III
In the vestibule of the Garford Apartments, I pressed the button tagged Miss Cara Kenbrook several times before the door clicked open. Then I mounted a flight of stairs and walked down a hall to her door. It was opened presently by a tall girl of twenty-three or -four in a black and white crepe dress.
“Miss Cara Kenbrook?”
“Yes.”
I gave her a card—one of those that tell the truth about me.
“I’d like to ask you a few questions; may I come in?”
“Do.”
Languidly she stepped aside for me to enter, closed the door behind me, and led me back into a living-room that was littered with newspapers, cigarettes in all stages of consumption from unlighted freshness to cold ash, and miscellaneous articles of feminine clothing. She made room for me on a chair by dumping off a pair of pink silk stockings and a hat, and herself sat on some magazines that occupied another chair.

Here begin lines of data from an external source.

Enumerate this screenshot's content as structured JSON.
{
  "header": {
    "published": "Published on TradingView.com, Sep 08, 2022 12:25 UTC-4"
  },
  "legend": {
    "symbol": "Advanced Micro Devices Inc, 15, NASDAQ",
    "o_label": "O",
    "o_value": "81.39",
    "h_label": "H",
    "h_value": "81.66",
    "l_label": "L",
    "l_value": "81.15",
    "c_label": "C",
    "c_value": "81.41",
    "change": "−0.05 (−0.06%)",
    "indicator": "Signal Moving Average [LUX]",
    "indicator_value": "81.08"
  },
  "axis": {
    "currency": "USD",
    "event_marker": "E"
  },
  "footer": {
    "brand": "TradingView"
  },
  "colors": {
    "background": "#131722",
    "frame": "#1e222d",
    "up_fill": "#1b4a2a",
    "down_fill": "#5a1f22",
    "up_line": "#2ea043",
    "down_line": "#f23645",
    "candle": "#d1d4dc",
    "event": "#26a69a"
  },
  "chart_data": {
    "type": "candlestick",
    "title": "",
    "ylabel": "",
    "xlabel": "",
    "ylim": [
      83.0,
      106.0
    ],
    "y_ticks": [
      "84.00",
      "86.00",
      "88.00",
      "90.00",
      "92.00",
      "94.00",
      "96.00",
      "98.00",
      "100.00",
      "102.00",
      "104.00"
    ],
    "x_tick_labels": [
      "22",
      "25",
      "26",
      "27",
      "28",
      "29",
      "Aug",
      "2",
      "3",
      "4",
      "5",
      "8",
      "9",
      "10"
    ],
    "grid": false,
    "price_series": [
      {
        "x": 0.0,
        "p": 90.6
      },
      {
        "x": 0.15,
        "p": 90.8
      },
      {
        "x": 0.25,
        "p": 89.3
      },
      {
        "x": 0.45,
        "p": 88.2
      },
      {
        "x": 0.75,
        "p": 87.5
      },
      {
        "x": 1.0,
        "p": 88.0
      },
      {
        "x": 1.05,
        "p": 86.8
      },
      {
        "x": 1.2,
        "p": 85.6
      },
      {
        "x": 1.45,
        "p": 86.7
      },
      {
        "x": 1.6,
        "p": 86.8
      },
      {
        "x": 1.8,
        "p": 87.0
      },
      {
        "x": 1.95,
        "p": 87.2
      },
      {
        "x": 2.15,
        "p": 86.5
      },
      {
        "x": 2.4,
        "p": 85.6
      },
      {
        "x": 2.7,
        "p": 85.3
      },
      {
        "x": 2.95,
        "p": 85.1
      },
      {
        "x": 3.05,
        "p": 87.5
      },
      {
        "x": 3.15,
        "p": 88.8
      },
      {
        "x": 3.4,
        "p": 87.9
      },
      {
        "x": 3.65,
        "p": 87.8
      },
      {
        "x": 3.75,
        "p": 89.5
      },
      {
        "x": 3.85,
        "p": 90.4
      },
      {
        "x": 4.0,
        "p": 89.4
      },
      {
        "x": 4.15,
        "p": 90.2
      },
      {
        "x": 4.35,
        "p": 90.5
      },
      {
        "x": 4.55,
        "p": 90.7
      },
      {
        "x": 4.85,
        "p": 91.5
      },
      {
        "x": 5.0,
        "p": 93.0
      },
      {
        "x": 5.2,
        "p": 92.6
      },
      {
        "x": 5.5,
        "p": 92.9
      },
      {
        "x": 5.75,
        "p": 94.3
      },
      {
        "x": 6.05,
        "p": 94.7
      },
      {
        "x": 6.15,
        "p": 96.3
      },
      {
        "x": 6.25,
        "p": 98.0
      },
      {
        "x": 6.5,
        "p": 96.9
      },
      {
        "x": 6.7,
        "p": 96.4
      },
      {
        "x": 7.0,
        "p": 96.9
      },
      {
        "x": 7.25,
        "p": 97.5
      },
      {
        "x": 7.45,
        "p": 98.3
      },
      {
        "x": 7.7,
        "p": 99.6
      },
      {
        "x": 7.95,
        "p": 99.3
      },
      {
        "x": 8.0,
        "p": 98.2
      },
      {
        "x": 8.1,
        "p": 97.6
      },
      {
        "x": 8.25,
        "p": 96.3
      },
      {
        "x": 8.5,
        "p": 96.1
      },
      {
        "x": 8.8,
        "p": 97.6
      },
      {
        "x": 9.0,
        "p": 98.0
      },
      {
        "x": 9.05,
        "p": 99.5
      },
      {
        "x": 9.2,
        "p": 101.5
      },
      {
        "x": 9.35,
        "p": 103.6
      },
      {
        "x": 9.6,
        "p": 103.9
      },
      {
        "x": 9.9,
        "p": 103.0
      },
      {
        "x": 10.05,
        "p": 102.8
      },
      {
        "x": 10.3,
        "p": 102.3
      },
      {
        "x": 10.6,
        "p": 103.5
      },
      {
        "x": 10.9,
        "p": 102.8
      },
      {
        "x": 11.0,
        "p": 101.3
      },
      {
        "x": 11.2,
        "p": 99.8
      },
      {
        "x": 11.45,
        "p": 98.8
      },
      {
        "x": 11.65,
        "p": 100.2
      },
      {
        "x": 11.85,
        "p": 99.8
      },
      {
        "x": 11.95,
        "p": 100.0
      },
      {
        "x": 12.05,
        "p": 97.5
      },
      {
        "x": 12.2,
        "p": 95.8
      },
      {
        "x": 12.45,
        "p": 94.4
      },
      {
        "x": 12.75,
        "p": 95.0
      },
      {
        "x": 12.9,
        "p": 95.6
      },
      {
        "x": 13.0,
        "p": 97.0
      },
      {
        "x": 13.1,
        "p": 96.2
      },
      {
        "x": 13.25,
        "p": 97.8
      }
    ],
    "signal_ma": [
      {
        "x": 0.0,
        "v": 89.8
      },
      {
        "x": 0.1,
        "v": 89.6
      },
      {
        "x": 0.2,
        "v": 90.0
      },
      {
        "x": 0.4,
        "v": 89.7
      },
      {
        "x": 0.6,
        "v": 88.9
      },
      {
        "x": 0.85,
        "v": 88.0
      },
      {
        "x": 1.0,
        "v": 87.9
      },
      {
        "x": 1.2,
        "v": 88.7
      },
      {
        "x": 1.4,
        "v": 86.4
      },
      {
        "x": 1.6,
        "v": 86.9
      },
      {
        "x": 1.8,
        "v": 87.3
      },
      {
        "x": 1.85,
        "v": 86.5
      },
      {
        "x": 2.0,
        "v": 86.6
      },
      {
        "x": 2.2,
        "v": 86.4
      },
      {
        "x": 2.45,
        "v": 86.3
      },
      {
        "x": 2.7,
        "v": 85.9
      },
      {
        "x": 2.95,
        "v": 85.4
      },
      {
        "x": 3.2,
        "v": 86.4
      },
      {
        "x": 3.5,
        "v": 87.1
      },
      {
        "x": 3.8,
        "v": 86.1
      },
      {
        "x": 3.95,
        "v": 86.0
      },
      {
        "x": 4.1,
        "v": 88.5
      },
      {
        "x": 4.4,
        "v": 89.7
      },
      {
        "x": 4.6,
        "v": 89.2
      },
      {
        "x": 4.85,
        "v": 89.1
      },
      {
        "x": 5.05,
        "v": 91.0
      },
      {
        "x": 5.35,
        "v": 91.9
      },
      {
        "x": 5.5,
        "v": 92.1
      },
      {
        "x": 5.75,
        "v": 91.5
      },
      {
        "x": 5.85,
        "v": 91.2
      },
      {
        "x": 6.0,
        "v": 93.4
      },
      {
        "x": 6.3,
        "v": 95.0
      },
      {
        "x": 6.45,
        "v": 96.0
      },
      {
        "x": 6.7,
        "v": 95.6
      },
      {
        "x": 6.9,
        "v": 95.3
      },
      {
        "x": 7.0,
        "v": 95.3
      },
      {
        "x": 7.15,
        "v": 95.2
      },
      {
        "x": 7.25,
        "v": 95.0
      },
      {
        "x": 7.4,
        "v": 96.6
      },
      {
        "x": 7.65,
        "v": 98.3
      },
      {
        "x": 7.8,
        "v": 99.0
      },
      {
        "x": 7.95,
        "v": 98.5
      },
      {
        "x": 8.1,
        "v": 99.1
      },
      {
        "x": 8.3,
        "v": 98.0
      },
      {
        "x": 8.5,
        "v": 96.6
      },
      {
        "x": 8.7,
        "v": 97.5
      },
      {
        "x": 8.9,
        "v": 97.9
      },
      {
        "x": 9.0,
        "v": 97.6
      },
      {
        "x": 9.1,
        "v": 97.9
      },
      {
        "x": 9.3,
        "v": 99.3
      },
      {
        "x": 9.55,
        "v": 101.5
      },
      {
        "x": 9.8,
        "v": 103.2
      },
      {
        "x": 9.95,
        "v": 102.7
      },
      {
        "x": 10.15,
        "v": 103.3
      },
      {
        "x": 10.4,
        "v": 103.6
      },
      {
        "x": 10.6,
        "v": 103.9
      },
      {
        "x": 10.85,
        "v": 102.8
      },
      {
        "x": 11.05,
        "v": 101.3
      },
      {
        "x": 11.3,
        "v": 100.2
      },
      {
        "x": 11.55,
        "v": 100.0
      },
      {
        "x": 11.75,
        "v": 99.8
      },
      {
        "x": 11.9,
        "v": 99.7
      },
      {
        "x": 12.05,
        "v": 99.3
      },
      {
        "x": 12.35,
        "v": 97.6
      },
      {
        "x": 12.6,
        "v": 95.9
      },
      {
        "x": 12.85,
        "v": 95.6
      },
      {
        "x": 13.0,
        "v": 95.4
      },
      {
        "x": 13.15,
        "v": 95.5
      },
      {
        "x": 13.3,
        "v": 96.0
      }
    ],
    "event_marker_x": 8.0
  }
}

“I’m interested in Bernard Gilmore’s death,” I said, watching her face.
It wasn’t a beautiful face, although it should have been. Everything was there—perfect features; smooth, white skin; big, almost enormous, brown eyes—but the eyes were dead-dull, and the face was as empty of expression as a china doorknob, and what I said didn’t change it.
“Bernard Gilmore,” she said without interest. “Oh, yes.”
“You and he were pretty close friends, weren’t you?” I asked, puzzled by her blankness.
“We had been—yes.”
“What do you mean by had been?”
She pushed back a lock of her shortcut brown hair with a lazy hand.
“I gave him the air last week,” she said casually, as if speaking of something that had happened years ago.
“When was the last time you saw him?”
“Last week—Monday, I think—a week before he was killed.”
“Was that the time when you broke off with him?”
“Yes.”
“Have a row, or part friends?”
“Not exactly either. I just told him that I was through with him.”
“How did he take it?”
“It didn’t break his heart. I guess he’d heard the same thing before.”
“Where were you the night he was killed?”
“At the Coffee Cup, eating and dancing with friends until about one o’clock. Then I came home and went to bed.”
“Why did you split with Gilmore?”
“Couldn’t stand his wife.”
“Huh?”
“She was a nuisance.” This without the faintest glint of either annoyance or humor. “She came here one night and raised a racket; so I told Bernie that if he couldn’t keep her away from me he’d have to find another playmate.”
“Have you any idea who might have killed him?” I asked.
“Not unless it was his wife—these excitable women are always doing silly things.”
“If you had given her husband up, what reason would she have for killing him, do you think?”
“I’m sure I don’t know,” she replied with complete indifference. “But I’m not the only girl that Bernie ever looked at.”
“Think there were others, do you? Know anything, or are you just guessing.”
“I don’t know any names,” she said, “but I’m not just guessing.”
I let that go at that and switched back to Mrs. Gilmore, wondering if this girl could be full of dope.
“What happened the night his wife came here?”
“Nothing but that. She followed Bernie here, rang the bell, rushed past me when I opened the door, and began to cry and call Bernie names. Then she started on me, and I told him that if he didn’t take her away I’d hurt her, so he took her home.”
Admitting I was licked for the time, I got up and moved to the door. I couldn’t do anything with this baby just now. I didn’t think she was telling the whole truth, but on the other hand it wasn’t reasonable to believe that anybody would lie so woodenly—with so little effort to be plausible.
“I may be back later,” I said as she let me out.
“All right.”
Her manner didn’t even suggest that she hoped I wouldn’t.